Asian-American groups also are unhappy with the lack of progress being made.

"CBS gets a flunking grade," National Asian Pacific American Consortium executive director Karen Narasaki said. "The primetime exclusion of Asian-Pacific Americans at CBS is, in fact, worse this year than the whitewash last year. CBS canceled 'Martial Law,' the only show on any of the major networks that had an Asian American in a starring role. None of the new shows features an Asian American in a lead or permanent and significant supporting role, despite the fact that 'Bette' is shot in Los Angeles and 'Welcome to New York' is in New York City — both among the most diverse cities in the world."

Narasaki gave ABC and Fox a "D minus" for their employment of Asian Americans and gave NBC a "D plus" because "NBC has two Asian-Pacific Americans with significant roles in the new fall shows" — one of which has been canceled.

American Indians, meanwhile, remain virtually invisible on network television.

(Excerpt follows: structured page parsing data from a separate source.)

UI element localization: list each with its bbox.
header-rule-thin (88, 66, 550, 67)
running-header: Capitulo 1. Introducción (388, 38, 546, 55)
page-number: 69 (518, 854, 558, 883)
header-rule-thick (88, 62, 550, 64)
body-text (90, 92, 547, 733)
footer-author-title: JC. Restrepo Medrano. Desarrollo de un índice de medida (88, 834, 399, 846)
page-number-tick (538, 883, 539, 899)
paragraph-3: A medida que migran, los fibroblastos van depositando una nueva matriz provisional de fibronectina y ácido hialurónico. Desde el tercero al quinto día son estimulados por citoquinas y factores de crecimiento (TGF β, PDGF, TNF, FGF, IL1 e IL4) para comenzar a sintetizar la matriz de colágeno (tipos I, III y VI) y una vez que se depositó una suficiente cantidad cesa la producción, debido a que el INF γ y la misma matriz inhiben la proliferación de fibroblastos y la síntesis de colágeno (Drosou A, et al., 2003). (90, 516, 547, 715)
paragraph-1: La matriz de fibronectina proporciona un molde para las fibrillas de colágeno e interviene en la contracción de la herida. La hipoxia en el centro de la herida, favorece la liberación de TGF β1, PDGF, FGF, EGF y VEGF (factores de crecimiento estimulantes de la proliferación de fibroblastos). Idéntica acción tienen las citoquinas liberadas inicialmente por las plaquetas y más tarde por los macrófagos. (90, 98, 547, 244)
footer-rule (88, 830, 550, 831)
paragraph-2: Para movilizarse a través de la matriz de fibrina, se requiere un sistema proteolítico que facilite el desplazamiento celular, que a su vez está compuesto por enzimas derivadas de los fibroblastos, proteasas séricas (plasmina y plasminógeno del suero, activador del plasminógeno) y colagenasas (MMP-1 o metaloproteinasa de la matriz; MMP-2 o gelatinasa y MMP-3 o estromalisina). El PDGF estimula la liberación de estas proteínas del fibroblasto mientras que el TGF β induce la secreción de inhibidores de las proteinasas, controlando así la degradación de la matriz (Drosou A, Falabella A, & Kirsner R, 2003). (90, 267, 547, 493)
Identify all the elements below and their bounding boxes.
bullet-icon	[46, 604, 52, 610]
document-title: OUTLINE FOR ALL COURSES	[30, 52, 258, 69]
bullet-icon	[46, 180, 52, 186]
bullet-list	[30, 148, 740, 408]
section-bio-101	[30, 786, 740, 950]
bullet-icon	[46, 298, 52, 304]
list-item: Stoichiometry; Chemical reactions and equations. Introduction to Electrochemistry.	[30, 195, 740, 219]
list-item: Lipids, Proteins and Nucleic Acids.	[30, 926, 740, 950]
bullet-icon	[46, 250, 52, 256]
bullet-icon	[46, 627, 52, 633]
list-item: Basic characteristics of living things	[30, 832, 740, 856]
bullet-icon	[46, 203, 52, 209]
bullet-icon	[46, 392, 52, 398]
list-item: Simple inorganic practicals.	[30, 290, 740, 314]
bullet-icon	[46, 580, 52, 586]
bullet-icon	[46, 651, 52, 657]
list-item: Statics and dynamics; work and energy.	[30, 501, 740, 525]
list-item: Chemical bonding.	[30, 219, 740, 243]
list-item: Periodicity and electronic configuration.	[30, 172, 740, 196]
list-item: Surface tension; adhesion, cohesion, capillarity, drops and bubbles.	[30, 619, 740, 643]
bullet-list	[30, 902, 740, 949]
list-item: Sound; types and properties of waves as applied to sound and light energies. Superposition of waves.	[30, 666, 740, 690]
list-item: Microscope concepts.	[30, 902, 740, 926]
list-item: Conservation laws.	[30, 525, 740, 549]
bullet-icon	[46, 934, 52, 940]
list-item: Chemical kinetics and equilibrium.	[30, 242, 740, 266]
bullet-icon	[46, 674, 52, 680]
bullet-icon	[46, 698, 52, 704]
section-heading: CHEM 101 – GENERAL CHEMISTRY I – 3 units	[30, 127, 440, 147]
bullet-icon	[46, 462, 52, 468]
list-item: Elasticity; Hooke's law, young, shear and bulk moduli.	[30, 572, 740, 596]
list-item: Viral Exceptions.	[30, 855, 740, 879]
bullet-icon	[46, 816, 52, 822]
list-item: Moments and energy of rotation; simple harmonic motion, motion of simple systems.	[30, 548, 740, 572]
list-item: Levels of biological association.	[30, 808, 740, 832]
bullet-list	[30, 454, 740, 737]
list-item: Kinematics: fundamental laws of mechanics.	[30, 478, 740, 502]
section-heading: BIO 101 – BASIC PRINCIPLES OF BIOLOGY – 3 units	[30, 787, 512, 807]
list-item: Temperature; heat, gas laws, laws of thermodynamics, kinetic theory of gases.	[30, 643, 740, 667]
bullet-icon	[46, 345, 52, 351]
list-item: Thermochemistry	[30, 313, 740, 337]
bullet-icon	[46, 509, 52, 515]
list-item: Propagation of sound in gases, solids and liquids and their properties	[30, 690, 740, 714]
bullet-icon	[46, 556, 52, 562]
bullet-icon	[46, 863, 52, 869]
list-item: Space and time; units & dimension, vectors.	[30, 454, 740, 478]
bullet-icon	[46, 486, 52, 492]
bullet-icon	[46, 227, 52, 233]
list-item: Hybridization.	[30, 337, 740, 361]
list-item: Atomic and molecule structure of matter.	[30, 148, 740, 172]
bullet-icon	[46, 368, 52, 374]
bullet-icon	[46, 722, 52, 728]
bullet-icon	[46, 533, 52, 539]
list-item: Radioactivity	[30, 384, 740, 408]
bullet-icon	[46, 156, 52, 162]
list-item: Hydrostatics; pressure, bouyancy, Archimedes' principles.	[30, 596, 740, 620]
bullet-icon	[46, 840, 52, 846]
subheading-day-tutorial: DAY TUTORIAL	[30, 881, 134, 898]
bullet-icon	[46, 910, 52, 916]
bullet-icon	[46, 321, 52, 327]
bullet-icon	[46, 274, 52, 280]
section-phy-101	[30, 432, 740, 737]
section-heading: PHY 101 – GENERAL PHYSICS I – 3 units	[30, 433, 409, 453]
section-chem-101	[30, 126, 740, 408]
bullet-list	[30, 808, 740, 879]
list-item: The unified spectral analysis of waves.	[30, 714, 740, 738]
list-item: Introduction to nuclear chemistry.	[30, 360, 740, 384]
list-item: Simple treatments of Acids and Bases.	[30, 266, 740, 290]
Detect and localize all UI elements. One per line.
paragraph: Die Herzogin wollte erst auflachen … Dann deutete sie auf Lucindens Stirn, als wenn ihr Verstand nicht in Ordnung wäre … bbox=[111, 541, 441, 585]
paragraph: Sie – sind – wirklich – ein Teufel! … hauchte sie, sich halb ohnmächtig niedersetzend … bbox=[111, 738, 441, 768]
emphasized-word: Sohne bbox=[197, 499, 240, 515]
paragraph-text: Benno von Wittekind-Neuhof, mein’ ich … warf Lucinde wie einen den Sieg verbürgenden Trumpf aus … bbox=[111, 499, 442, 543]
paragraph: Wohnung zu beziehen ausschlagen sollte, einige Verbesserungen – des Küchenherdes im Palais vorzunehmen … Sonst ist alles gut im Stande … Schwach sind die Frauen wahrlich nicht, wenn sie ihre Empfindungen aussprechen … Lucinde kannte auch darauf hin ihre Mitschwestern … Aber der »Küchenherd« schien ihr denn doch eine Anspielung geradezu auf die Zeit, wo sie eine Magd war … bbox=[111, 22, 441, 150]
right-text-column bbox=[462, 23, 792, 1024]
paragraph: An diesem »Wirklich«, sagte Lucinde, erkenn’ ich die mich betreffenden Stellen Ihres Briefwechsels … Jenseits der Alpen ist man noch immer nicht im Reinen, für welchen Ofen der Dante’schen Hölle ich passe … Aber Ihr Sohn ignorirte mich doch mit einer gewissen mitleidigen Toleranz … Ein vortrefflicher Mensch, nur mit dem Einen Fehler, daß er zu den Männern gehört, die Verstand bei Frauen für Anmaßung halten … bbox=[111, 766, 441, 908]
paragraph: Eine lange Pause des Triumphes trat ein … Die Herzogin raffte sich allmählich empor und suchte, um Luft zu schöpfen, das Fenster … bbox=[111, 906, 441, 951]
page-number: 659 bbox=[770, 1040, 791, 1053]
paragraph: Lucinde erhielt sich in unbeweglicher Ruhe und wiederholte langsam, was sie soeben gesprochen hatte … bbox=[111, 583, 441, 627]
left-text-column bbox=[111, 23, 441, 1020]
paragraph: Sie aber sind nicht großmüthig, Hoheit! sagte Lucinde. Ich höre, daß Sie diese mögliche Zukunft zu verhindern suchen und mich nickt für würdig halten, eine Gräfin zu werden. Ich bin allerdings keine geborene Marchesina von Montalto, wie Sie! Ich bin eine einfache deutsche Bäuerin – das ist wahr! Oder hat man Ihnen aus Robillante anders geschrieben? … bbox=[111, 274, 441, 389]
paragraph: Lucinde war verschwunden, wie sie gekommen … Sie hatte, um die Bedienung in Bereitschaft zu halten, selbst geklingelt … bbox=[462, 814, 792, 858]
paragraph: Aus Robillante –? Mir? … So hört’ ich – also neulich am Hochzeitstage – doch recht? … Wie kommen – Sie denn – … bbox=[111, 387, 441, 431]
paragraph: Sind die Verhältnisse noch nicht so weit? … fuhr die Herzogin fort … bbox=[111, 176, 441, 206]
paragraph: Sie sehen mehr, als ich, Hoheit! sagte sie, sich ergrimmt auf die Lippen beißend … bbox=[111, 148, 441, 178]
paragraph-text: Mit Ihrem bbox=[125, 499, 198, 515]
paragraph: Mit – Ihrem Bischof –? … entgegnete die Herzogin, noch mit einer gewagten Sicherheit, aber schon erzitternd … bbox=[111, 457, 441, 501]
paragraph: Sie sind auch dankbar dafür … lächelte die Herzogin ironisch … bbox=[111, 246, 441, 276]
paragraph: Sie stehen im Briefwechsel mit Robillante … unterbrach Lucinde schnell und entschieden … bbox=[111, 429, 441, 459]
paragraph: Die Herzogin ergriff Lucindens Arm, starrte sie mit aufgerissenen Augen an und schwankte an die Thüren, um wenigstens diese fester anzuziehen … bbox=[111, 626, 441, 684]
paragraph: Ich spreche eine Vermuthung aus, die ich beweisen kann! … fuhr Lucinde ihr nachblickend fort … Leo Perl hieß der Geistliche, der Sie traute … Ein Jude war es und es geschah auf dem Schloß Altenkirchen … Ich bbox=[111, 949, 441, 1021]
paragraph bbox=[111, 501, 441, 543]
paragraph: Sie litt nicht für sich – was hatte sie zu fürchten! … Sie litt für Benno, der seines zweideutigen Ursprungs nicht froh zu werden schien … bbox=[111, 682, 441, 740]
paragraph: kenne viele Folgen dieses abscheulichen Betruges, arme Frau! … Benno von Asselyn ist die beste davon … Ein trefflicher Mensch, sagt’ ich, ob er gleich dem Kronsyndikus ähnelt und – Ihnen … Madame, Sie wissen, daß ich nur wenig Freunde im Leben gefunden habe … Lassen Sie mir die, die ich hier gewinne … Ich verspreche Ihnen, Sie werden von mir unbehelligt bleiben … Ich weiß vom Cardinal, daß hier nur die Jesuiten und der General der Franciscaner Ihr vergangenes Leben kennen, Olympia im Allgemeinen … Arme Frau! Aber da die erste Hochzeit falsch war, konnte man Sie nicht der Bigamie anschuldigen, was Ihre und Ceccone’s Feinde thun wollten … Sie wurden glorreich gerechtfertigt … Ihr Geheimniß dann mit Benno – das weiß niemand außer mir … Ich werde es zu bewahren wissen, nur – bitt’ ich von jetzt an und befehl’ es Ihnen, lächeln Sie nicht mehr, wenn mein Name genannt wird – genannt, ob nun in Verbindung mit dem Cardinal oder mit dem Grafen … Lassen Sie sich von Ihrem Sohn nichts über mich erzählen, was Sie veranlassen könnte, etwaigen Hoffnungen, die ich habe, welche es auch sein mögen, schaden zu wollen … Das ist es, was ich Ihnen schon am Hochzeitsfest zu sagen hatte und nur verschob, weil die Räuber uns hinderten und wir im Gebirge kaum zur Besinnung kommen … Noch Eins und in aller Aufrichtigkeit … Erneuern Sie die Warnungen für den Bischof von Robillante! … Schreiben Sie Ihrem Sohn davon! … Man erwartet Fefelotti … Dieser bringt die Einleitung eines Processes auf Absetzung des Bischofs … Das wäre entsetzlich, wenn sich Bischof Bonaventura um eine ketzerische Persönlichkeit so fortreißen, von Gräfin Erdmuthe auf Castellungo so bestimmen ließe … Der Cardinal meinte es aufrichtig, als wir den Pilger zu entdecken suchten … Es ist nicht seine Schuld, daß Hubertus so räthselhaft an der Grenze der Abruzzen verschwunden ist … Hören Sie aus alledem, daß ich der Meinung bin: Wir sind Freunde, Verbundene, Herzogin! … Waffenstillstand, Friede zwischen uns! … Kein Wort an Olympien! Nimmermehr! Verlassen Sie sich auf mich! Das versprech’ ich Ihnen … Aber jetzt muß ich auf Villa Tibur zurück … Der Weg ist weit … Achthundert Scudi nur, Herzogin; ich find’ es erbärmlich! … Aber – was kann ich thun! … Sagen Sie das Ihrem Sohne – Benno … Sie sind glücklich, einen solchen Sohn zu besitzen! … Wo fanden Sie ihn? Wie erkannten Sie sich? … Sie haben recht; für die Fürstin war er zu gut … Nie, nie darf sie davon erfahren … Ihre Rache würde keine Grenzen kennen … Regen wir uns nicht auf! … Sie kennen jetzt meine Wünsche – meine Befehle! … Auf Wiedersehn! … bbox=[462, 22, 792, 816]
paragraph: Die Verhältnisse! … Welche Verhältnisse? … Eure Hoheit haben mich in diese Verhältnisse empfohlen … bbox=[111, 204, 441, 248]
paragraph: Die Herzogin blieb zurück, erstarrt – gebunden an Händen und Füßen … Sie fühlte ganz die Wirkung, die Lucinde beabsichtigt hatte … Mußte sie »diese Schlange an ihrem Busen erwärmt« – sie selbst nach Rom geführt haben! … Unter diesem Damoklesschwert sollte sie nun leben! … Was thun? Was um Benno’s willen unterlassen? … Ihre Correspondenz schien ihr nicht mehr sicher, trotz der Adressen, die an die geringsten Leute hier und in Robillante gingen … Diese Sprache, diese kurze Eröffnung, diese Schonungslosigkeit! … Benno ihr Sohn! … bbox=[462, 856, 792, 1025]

"We are off the graph; we are off the percentages," American Indians in Film and Television president Sonny Skyhawk said.

Even so, Skyhawk acknowledged that "some good-faith efforts have been made, and some positive steps have been taken."

NBC has been at the forefront in considering the American Indian in its programming, recruitment and procurement considerations, with Fox on the verge of implementing ways to best meet their commitment. CBS will set an example with its primetime release of an American Indian-themed show set to premiere Sunday entitled 'The Lost Child,' featuring an array of talented American-Indian actors. As we see it, judging by its performance to date, ABC is the only network that has yet to demonstrate to our community any substantive effort, but again, we remain optimistic that they too will eventually see the value of our collaboration."

The networks, meanwhile, said they are making marked improvement on the diversity front.

"Diversity remains an important initiative at ABC," said ABC vp human resources John Rose, who oversees diversity initiatives for the network. "We have made significant progress, but we agree that more needs to be done, and we have initiated new programs to expand opportunities."

Rose said, "Although the number of on-air minority actors in our primetime series has increased from last year, more important is the fact that the roles are positive ones." Among those, he said, are the roles played by black actors Steve Harris and LisaGay Hamilton on "The Practice" and Andre Braugher's leading role in the new medical drama "Gideon's Crossing."

NBC, meanwhile, said it "is proud of the strides our network has made in increasing diversity on air and behind-the-scenes. We thank the coalition for its recognition of our progress. We are taking positive steps to recruit minorities employees by creating and im-proving programs that encourage careers in broadcast television. We remain committed to our continuing efforts in increasing minority representation companywide."

CBS Television Senior VP Diversity Josie Thomas said: "CBS appreciates the ongoing concerns of the coalition and applauds its role as an agent for change in our industry. ... Compared with last season, we have enhanced our diversity record in several important ways, including an approximate 20% increase in the number of minorities cast in our primetime entertainment programs, a threefold increase in minority executive producers working on primetime entertainment programs (and) a 150% increase in minority directors working on primetime entertainment programs."

David Robb writes for The Hollywood Reporter.